The limitations above will be addressed in future phases:

  • Phase 2: Enhanced ontology support, batch processing, more output formats
  • Phase 3: Advanced validation, metadata handling, data source integration
  • Phase 4: Unified interface with full legacy compatibility

Future Enhancements

The Agent API is designed to be extensible. Future enhancements may include:

  1. Advanced Query Language: GraphQL-like querying
  2. Visualization Support: Built-in graph visualization
  3. Machine Learning Integration: Node embeddings, graph neural networks
  4. Real-time Collaboration: Multi-agent graph construction
  5. Advanced Analytics: Centrality measures, community detection
  6. Database Backends: Optional Neo4j, PostgreSQL integration

Conclusion

The BioCypher Agent API represents a significant simplification of knowledge graph creation while maintaining the power and flexibility needed for LLM agent integration. It provides a clean, intuitive interface that reduces the cognitive load on developers while enabling sophisticated knowledge representation capabilities.
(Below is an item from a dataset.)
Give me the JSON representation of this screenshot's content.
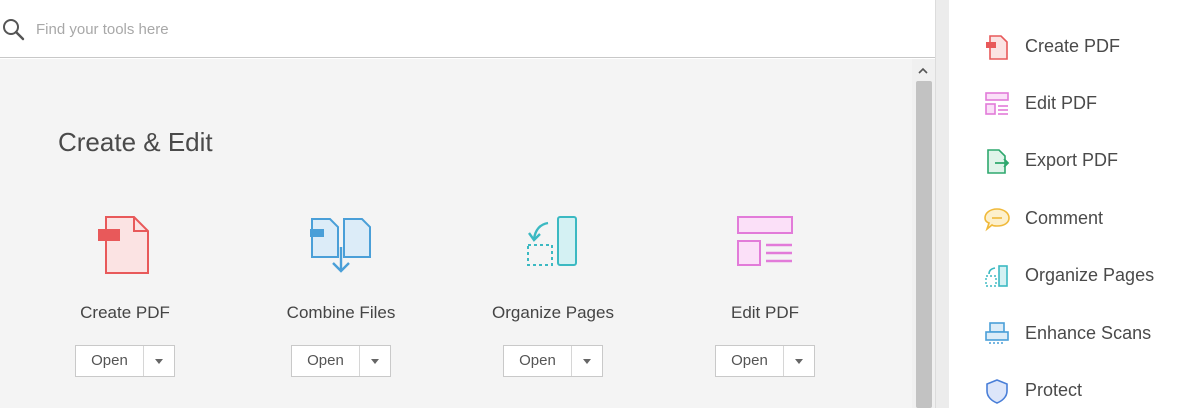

The API is particularly well-suited for:

  • LLM Agent Integration: Seamless knowledge graph construction during reasoning
  • Educational Use: Teaching knowledge graph concepts
  • Prototyping: Rapid iteration and experimentation
  • Reasoning Process Logging: Tracking agent decision-making
  • Small to Medium Datasets: Interactive exploration and analysis
  • Research and Development: Flexible experimentation with graph structures

However, it's important to understand the trade-offs. For large-scale production systems, complex ontology requirements, database integration, or batch processing of large datasets, the original BioCypher framework remains the appropriate choice. The Agent API is designed for agentic workflows and interactive use cases where simplicity and flexibility are prioritized over comprehensive ETL capabilities.